Want to get into the C-suite? There's no substitute for (the right) experience
So you say you'd like to snap off a piece of that C-suite action? It turns out that varied experience might get you there a bit faster.
At least, that's what an analysis of 459,000 respondents to a LinkedIn survey reveals.
To be sure, there's no getting around the customary price of admission: working hard, working smart, taking the lead and having a dollop of good fortune. But the new x-factor is having experience in as many of your firm's functional areas as possible.
Don't just spend decades in the finance department. It's far better (for your career) to spend fewer hours there and more in places such as marketing or even compliance. Just sayin'.
Now before you run off and join Uncle Fred's towing business, hold on just a second. Turns out you also need to get the right kind of varied experience. Turns out if you want to get to the top (or near the top) of a long-term care organization, you'll be better served by staying in the senior living sector. It's not necessarily a career killer to come from another industry, but it may cost you. That's largely because you might not have the right contacts needed to make a grab for the brass ring. At least, that's what the survey says.
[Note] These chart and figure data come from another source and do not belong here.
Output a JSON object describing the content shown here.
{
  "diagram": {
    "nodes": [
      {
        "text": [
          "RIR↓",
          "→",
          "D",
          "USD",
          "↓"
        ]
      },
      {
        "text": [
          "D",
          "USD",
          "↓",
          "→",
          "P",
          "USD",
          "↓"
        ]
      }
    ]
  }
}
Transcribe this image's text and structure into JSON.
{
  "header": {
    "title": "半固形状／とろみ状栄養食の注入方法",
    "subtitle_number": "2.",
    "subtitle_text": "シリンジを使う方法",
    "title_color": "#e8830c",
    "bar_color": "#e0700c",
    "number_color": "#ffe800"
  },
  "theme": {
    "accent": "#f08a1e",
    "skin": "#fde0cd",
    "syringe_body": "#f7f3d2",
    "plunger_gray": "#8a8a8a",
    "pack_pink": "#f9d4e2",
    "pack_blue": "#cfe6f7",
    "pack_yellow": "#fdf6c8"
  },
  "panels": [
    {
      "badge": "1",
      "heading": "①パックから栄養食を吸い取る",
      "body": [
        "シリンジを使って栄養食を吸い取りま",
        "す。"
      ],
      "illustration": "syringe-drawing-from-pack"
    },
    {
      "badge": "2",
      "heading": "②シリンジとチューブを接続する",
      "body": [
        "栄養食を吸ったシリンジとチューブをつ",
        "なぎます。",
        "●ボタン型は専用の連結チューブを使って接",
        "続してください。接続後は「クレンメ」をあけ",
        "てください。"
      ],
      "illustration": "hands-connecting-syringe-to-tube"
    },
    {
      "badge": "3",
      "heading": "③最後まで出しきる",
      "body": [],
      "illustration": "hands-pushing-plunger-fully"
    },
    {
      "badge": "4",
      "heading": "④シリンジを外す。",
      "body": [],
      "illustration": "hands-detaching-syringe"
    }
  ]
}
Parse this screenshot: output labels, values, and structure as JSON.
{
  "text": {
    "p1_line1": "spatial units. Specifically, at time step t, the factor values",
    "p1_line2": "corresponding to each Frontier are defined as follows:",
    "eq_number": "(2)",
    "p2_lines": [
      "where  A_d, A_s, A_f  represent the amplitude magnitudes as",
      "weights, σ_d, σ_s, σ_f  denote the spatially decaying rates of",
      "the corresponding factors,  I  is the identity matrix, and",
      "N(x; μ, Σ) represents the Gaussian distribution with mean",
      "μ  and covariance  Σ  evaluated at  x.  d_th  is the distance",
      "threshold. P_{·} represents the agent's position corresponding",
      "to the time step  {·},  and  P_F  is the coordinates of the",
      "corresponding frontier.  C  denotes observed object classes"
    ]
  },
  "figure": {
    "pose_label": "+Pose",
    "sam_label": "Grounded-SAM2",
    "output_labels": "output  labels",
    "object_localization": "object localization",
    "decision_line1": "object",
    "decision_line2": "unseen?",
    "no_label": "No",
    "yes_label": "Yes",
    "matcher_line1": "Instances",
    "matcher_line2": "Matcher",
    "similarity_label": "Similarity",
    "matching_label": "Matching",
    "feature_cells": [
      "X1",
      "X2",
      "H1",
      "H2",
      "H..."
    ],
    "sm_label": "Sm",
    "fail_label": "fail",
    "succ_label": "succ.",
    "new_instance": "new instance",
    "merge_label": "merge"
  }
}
Interestingly, investigators found that switching jobs within the same field did not seem to help or hurt.
The survey also found:
MBAs usually are worth the investment, especially if they are from a top 5 program. That sheepskin is like adding 13 years of work experience. In contrast, the boost from a MBA program that is not top-ranked can be far less — only five years, on average.
Location does matter. Working in a large city, such as New York or Chicago, increases the odds of becoming an executive, whereas odds actually get worse in places such as Houston or Washington, D.C.
Surprise! Men have a slight advantage. All other things being equal, a woman must gain 3.5 more years of work experience to reach the same probability of becoming an executive.
Good luck climbing that mountain. It may be lonely at the top, but the pay, perks and tax breaks are a noticeable improvement.